Tuesday, December 04, 2018

AI Expo 2019 Notes: Ameen Kazerouni (Zappos) - Part 1 of 4

I recently attended the AI Expo 2019 at the Santa Clara Convention Center where there were talks on various ML platforms. I'm leading the ML Training Infra platform at Pinterest. These notes are from those talks and are summarized from the speaker's presentations. Any and all errors are mine alone. Hope you find the below useful.

Speaker: Ameen Kazerouni (Zappos)

The scope of the talk was Zappos' ML Platform ecosystem, the problems they faced after solving the basic 5: Problem specification, dataset design, model selection, training and validation. A condensed list of their issues is:


1. Data management: data lifetime (how long?), security footprint (who should have access?), governance issues (who did have access?), data scrubbing and anonymization (avoiding privacy issues under GDPR).


2. Team: There are very few unicorns that can do PhD statistics, ML math and write distributed systems. They hire for domain competence and the ability to communicate to others in the ML domain. They're seeing a changing ecosystem where ML scientists and engineers are collaborating rather than a waterfall model where a model is built and a data engineer puts it into production.


3. Language dependencies: ML researchers and Statisticians are using Python Scikit, TF, R for analysis; the data team in production is using Scala and Java - finding a way to bridge the language gap: Protobufs for all data intermediates and their generated code for typed access to the data across languages and systems; serialized (typed) model representations for delivering into production.


4. Tier 1 SLAs: Making the latency - feature value tradeoffs (how slow is too slow?): precomputed models, ensemble models (personalization on top of precompute) help break down complex problems into simpler solutions that are manageable from a latency perspective.


5.  Model Interoperability: Their Java serving systems use DL4J for TF model serving. Some systems use TFServing. For model representation, they rely heavily on PMML and (unclear) but they round trip through ONNX for model format conversions across language boundaries and DL systems (eg.
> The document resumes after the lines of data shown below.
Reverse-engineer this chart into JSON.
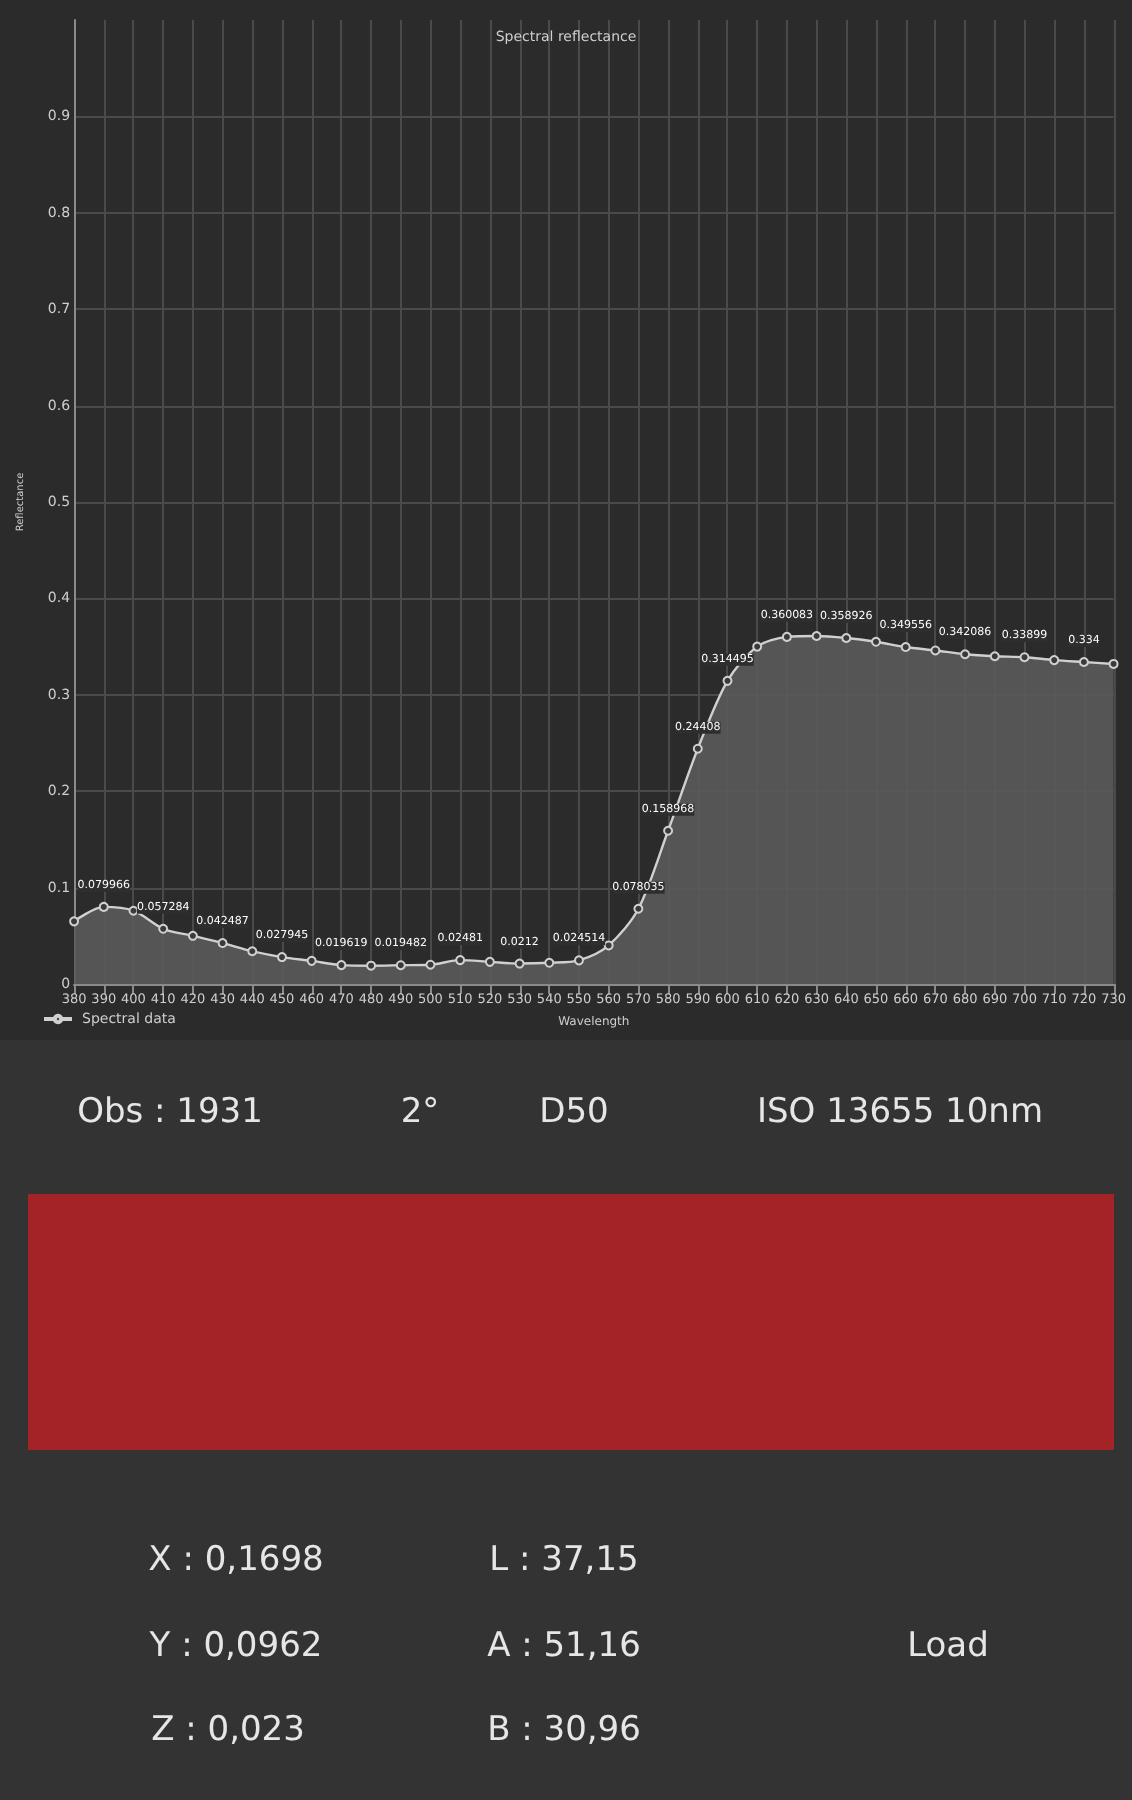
{
  "chart_data": {
    "type": "area",
    "title": "Spectral reflectance",
    "xlabel": "Wavelength",
    "ylabel": "Reflectance",
    "x": [
      380,
      390,
      400,
      410,
      420,
      430,
      440,
      450,
      460,
      470,
      480,
      490,
      500,
      510,
      520,
      530,
      540,
      550,
      560,
      570,
      580,
      590,
      600,
      610,
      620,
      630,
      640,
      650,
      660,
      670,
      680,
      690,
      700,
      710,
      720,
      730
    ],
    "series": [
      {
        "name": "Spectral data",
        "color": "#d0d0d0",
        "values": [
          0.065,
          0.079966,
          0.076,
          0.057284,
          0.05,
          0.042487,
          0.034,
          0.027945,
          0.024,
          0.019619,
          0.019,
          0.019482,
          0.02,
          0.02481,
          0.023,
          0.0212,
          0.022,
          0.024514,
          0.04,
          0.078035,
          0.158968,
          0.24408,
          0.314495,
          0.35,
          0.360083,
          0.361,
          0.358926,
          0.355,
          0.349556,
          0.346,
          0.342086,
          0.34,
          0.33899,
          0.336,
          0.334,
          0.332
        ],
        "value_labels": [
          null,
          "0.079966",
          null,
          "0.057284",
          null,
          "0.042487",
          null,
          "0.027945",
          null,
          "0.019619",
          null,
          "0.019482",
          null,
          "0.02481",
          null,
          "0.0212",
          null,
          "0.024514",
          null,
          "0.078035",
          "0.158968",
          "0.24408",
          "0.314495",
          null,
          "0.360083",
          null,
          "0.358926",
          null,
          "0.349556",
          null,
          "0.342086",
          null,
          "0.33899",
          null,
          "0.334",
          null
        ]
      }
    ],
    "xlim": [
      380,
      730
    ],
    "xticks": [
      380,
      390,
      400,
      410,
      420,
      430,
      440,
      450,
      460,
      470,
      480,
      490,
      500,
      510,
      520,
      530,
      540,
      550,
      560,
      570,
      580,
      590,
      600,
      610,
      620,
      630,
      640,
      650,
      660,
      670,
      680,
      690,
      700,
      710,
      720,
      730
    ],
    "ylim": [
      0,
      1
    ],
    "yticks": [
      0,
      0.1,
      0.2,
      0.3,
      0.4,
      0.5,
      0.6,
      0.7,
      0.8,
      0.9
    ],
    "grid": true,
    "legend": "bottom left",
    "marker": "circle",
    "line_style": "solid",
    "annotations": [
      "Obs : 1931",
      "2°",
      "D50",
      "ISO 13655 10nm",
      "X : 0,1698",
      "L : 37,15",
      "Y : 0,0962",
      "A : 51,16",
      "Load",
      "Z : 0,023",
      "B : 30,96"
    ]
  }
}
Scikit, Spark, TF).


6. Productionization: There's an emphasis on constant communication between teams, they decouple systems through microservice APIs, they aim to serve product features (not recommendation algos) and they degrade gracefully from high precision to high coverage models.


7. Product Roadmap: Learning: ML everywhere doesn't work as a driver of the product roadmap. ML is supporting cast. Build the product roadmap first and fit ML later.